We drove a few miles in silence. “It’s the first time any of this started to make sense,” I said.

“What?”

“I mean how it blew up with Trey and your brother. It makes more sense now.”

“Jesus, Jack.”

“What?”

“What sense does it make that Young Henry is dead? Does it help you to think there was some kind of rational reason? Does that make it okay?” Her face filled with blood again. Her teeth flashed.

“I didn’t mean that.”

“Then what, what ‘sense’?”

I leaned back against the headrest. “Nothing. I said it wrong. I’ve just been trying, you know, to figure things out.”

She took a few deep breaths, and her fingers went up along the wheel, as if to signal a truce. “I know. Forget it.”

“We can’t take this out on each other.”

“I should know that more than you. It’s what I get paid to know.”

“Nobody gets paid to know this.”

“If they did, we’d be rich.”

We both smiled, wanly. No cash-out for us.

“I mean, do you have any idea what happens after we get this painting, if we can get it? Does that mean Trey leaves us alone? Does that mean he gets away with murdering my brother? I mean, murdering . . . his own brother. If you wanted to see it that way.” She paused. “And I do.”

I saw the speedometer moving up past eighty again. I reached across to touch her arm, from comfort.
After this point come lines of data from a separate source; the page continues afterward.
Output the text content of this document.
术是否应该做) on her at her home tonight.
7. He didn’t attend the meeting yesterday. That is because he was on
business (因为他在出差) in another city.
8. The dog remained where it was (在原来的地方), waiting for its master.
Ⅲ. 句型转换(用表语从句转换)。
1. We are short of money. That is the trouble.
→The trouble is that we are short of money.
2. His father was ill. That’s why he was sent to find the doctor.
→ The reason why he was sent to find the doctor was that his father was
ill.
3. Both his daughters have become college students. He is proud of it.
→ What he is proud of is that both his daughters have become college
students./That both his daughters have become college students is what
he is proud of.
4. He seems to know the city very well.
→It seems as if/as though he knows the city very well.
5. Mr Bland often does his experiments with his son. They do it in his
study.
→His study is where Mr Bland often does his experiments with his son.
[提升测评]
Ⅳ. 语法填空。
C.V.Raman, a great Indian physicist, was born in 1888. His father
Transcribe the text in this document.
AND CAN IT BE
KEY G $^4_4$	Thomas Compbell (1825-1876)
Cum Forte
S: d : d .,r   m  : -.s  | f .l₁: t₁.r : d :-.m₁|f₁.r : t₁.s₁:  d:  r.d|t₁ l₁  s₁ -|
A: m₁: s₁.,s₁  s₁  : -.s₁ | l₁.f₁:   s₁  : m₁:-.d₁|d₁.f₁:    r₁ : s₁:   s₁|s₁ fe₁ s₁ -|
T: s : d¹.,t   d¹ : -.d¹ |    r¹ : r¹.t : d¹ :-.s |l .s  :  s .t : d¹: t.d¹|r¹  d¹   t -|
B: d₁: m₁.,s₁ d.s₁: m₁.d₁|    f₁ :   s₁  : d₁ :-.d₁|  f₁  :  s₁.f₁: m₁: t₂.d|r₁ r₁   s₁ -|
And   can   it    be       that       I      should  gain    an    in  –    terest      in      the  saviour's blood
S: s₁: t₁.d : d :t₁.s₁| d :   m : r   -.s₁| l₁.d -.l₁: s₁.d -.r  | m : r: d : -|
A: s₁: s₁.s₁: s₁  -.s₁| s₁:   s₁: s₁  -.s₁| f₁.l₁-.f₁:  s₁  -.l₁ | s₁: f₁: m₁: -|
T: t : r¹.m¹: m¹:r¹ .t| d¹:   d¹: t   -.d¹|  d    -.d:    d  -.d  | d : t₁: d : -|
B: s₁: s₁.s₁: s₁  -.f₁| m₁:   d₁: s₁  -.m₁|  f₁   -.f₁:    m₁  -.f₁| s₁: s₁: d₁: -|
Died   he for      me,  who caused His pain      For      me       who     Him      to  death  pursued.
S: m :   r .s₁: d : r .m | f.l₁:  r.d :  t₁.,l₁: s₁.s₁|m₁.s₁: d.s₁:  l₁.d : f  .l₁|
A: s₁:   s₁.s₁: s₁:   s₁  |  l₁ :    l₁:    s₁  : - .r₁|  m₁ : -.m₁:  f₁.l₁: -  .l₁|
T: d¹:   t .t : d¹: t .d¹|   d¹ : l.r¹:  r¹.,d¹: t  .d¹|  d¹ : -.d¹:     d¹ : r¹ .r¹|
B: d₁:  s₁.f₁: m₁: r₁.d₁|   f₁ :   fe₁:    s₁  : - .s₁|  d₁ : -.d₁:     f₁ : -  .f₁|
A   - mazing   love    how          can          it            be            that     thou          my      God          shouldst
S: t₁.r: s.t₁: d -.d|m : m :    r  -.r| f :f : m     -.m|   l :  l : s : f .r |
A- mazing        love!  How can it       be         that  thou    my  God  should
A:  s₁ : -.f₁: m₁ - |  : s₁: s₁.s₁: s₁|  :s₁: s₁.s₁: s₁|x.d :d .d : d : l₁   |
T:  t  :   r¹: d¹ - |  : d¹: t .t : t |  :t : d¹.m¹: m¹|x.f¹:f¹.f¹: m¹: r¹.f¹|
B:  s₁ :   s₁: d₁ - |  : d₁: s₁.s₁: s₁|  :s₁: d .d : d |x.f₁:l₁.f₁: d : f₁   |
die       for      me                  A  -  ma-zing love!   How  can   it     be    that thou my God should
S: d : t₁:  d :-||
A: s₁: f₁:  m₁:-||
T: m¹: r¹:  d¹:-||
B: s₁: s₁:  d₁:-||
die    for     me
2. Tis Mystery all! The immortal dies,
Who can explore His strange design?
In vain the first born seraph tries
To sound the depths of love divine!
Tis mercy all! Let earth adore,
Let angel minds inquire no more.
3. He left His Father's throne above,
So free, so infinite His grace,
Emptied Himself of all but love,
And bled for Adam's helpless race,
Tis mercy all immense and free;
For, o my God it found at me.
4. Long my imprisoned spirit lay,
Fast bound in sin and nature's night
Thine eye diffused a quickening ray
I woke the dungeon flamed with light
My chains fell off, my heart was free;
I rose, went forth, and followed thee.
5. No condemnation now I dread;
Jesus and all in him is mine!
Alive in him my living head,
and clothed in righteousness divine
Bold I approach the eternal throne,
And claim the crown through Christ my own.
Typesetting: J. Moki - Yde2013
I might have been touching a steel girder.

“I just mean that things are going to play out. Trey isn’t going to get away with anything.”

She faintly smiled again, but more like a cobra. I realized she must have been wondering if her new pal, her rib-sore road warrior, would bail. And I didn’t blame her. Human relations very abruptly had become dramatically unglued in her life. But she was now the love of my life and I would never leave her.

So I told her that. She reached across with her free hand, took mine, and placed it on her breast, over her heart.

We were in Baton Rouge by early afternoon. I wanted to eat again, so we exited near LSU and found a Vietnamese place near the campus.